O aguardado dia é esta quarta-feira, 30 de outubro, quando começa o julgamento dos acusados de serem os autores dos assassinatos, Ronnie Lessa e Élcio de Queiroz.
Eles já confessaram o crime e fizeram delações premiadas.
Em março, a Polícia Federal apontou como mandantes do assassinato os irmãos Domingos Brazão, conselheiro do Tribunal de Contas do Estado do Rio (TCE); e Chiquinho Brazão, deputado federal (sem partido-RJ). Em sua delação, Ronnie Lessa os apontou como mandantes.
Os irmãos estão presos desde então e são réus em uma ação penal no Supremo Tribunal Federal (STF), já que Chiquinho Brazão é parlamentar e tem foro privilegiado. Os dois negam reiteradamente envolvimento com as mortes.
O julgamento de Lessa e Queiroz acontecerá por meio de júri popular, quando pessoas comuns decidem em conjunto sobre o caso. Foram selecionadas 21 pessoas que poderão participar — sete delas serão sorteadas para de fato compor o júri.
O julgamento, que
Os réus, que estão presos, participarão por videoconferência. Lessa está no Complexo Penitenciário de Tremembé, no Estado de São Paulo, e Élcio, no Complexo da Papuda, no Distrito Federal.
Em entrevista à CNN Brasil, os advogados de Lessa e Queiroz disseram acreditar que o julgamento será rápido.
"Não tem muito o que discutir", disse à CNN Saulo Carvalho, advogado de Lessa.

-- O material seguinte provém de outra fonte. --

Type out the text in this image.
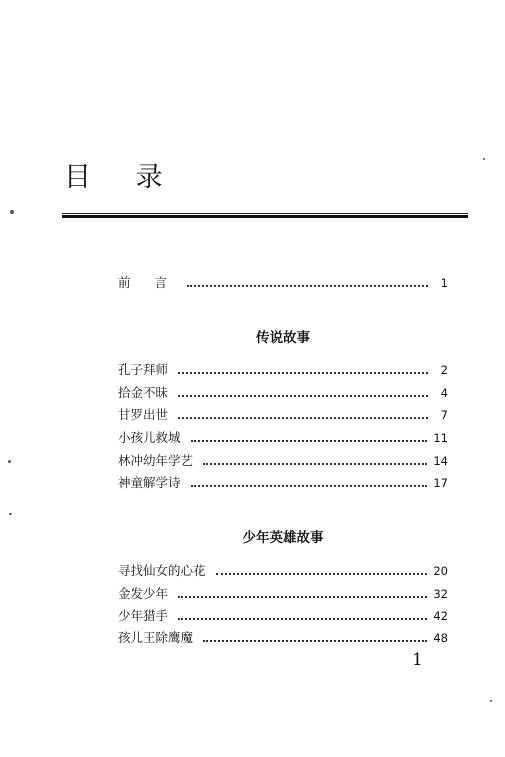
目 录
前 言	1
传说故事
孔子拜师	2
拾金不昧	4
甘罗出世	7
小孩儿救城	11
林冲幼年学艺	14
神童解学诗	17
少年英雄故事
寻找仙女的心花	20
金发少年	32
少年猎手	42
孩儿王除鹰魔	48
1
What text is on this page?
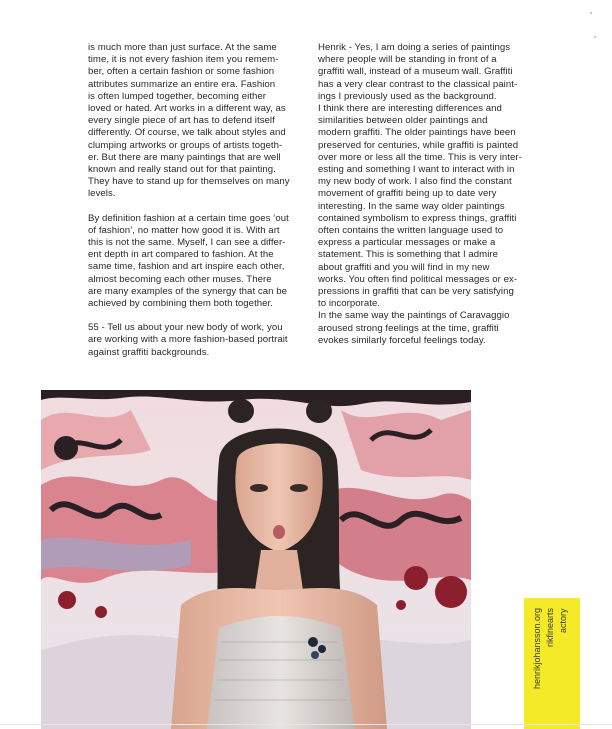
is much more than just surface. At the same
time, it is not every fashion item you remem-
ber, often a certain fashion or some fashion
attributes summarize an entire era. Fashion
is often lumped together, becoming either
loved or hated. Art works in a different way, as
every single piece of art has to defend itself
differently. Of course, we talk about styles and
clumping artworks or groups of artists togeth-
er. But there are many paintings that are well
known and really stand out for that painting.
They have to stand up for themselves on many
levels.

By definition fashion at a certain time goes ‘out
of fashion’, no matter how good it is. With art
this is not the same. Myself, I can see a differ-
ent depth in art compared to fashion. At the
same time, fashion and art inspire each other,
almost becoming each other muses. There
are many examples of the synergy that can be
achieved by combining them both together.

55 - Tell us about your new body of work, you
are working with a more fashion-based portrait
against graffiti backgrounds.

Henrik - Yes, I am doing a series of paintings
where people will be standing in front of a
graffiti wall, instead of a museum wall. Graffiti
has a very clear contrast to the classical paint-
ings I previously used as the background.
I think there are interesting differences and
similarities between older paintings and
modern graffiti. The older paintings have been
preserved for centuries, while graffiti is painted
over more or less all the time. This is very inter-
esting and something I want to interact with in
my new body of work. I also find the constant
movement of graffiti being up to date very
interesting. In the same way older paintings
contained symbolism to express things, graffiti
often contains the written language used to
express a particular messages or make a
statement. This is something that I admire
about graffiti and you will find in my new
works. You often find political messages or ex-
pressions in graffiti that can be very satisfying
to incorporate.
In the same way the paintings of Caravaggio
aroused strong feelings at the time, graffiti
evokes similarly forceful feelings today.

henrikjohansson.org rikfinearts actory
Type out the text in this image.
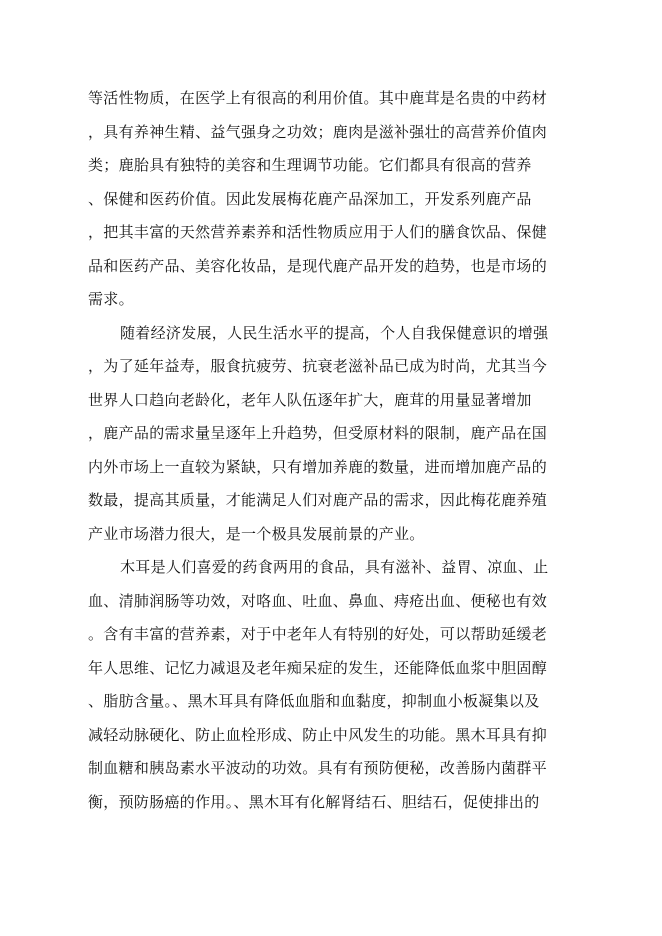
等活性物质，在医学上有很高的利用价值。其中鹿茸是名贵的中药材
，具有养神生精、益气强身之功效；鹿肉是滋补强壮的高营养价值肉
类；鹿胎具有独特的美容和生理调节功能。它们都具有很高的营养
、保健和医药价值。因此发展梅花鹿产品深加工，开发系列鹿产品
，把其丰富的天然营养素养和活性物质应用于人们的膳食饮品、保健
品和医药产品、美容化妆品，是现代鹿产品开发的趋势，也是市场的
需求。
随着经济发展，人民生活水平的提高，个人自我保健意识的增强
，为了延年益寿，服食抗疲劳、抗衰老滋补品已成为时尚，尤其当今
世界人口趋向老龄化，老年人队伍逐年扩大，鹿茸的用量显著增加
，鹿产品的需求量呈逐年上升趋势，但受原材料的限制，鹿产品在国
内外市场上一直较为紧缺，只有增加养鹿的数量，进而增加鹿产品的
数最，提高其质量，才能满足人们对鹿产品的需求，因此梅花鹿养殖
产业市场潜力很大，是一个极具发展前景的产业。
木耳是人们喜爱的药食两用的食品，具有滋补、益胃、凉血、止
血、清肺润肠等功效，对咯血、吐血、鼻血、痔疮出血、便秘也有效
。含有丰富的营养素，对于中老年人有特别的好处，可以帮助延缓老
年人思维、记忆力减退及老年痴呆症的发生，还能降低血浆中胆固醇
、脂肪含量。、黑木耳具有降低血脂和血黏度，抑制血小板凝集以及
减轻动脉硬化、防止血栓形成、防止中风发生的功能。黑木耳具有抑
制血糖和胰岛素水平波动的功效。具有有预防便秘，改善肠内菌群平
衡，预防肠癌的作用。、黑木耳有化解肾结石、胆结石，促使排出的
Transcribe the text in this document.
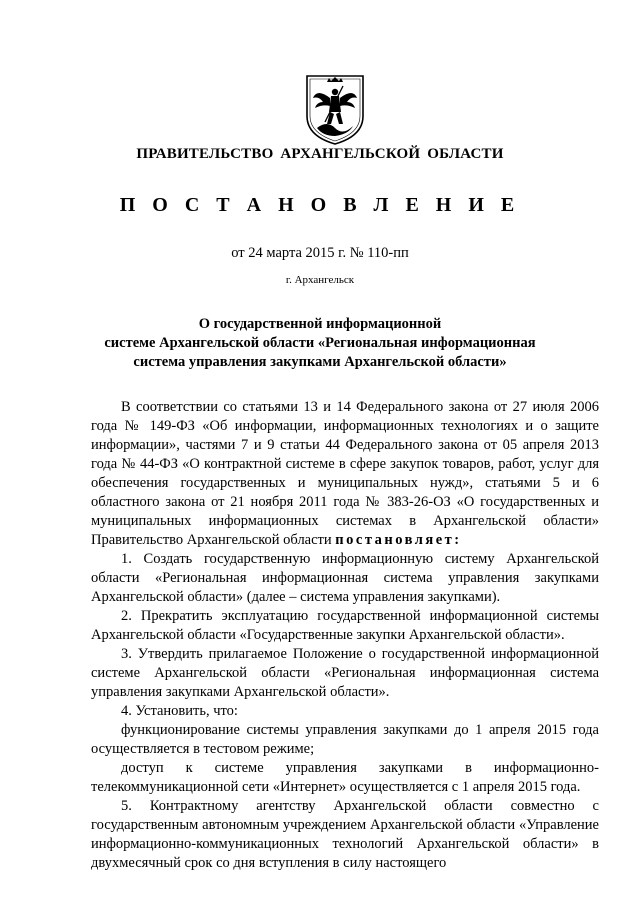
ПРАВИТЕЛЬСТВО АРХАНГЕЛЬСКОЙ ОБЛАСТИ
П О С Т А Н О В Л Е Н И Е
от 24 марта 2015 г. № 110-пп
г. Архангельск
О государственной информационной
системе Архангельской области «Региональная информационная
система управления закупками Архангельской области»

В соответствии со статьями 13 и 14 Федерального закона от 27 июля 2006 года № 149-ФЗ «Об информации, информационных технологиях и о защите информации», частями 7 и 9 статьи 44 Федерального закона от 05 апреля 2013 года № 44-ФЗ «О контрактной системе в сфере закупок товаров, работ, услуг для обеспечения государственных и муниципальных нужд», статьями 5 и 6 областного закона от 21 ноября 2011 года № 383-26-ОЗ «О государственных и муниципальных информационных системах в Архангельской области» Правительство Архангельской области постановляет:

1. Создать государственную информационную систему Архангельской области «Региональная информационная система управления закупками Архангельской области» (далее – система управления закупками).

2. Прекратить эксплуатацию государственной информационной системы Архангельской области «Государственные закупки Архангельской области».

3. Утвердить прилагаемое Положение о государственной информационной системе Архангельской области «Региональная информационная система управления закупками Архангельской области».

4. Установить, что:

функционирование системы управления закупками до 1 апреля 2015 года осуществляется в тестовом режиме;

доступ к системе управления закупками в информационно-телекоммуникационной сети «Интернет» осуществляется с 1 апреля 2015 года.

5. Контрактному агентству Архангельской области совместно с государственным автономным учреждением Архангельской области «Управление информационно-коммуникационных технологий Архангельской области» в двухмесячный срок со дня вступления в силу настоящего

"O que vamos argumentar é por uma condenação justa, visto que o caso foi todo solucionado com base na colaboração dele."
O Ministério Público do Rio de Janeiro (MPRJ) anunciou que vai pedir pena de 84 anos de prisão para cada réu — o número é a soma da pena máxima dos crimes pelos quais ambos estão sendo acusados, que são duplo homicídio triplamente qualificado; uma tentativa de homicídio; e receptação do carro usado no dia do crime.
A acusação do MPRJ levará ao tribunal como testemunha a jornalista Fernanda Chaves, que era assessora de Marielle Franco e estava no carro que foi alvejado, sobrevivendo.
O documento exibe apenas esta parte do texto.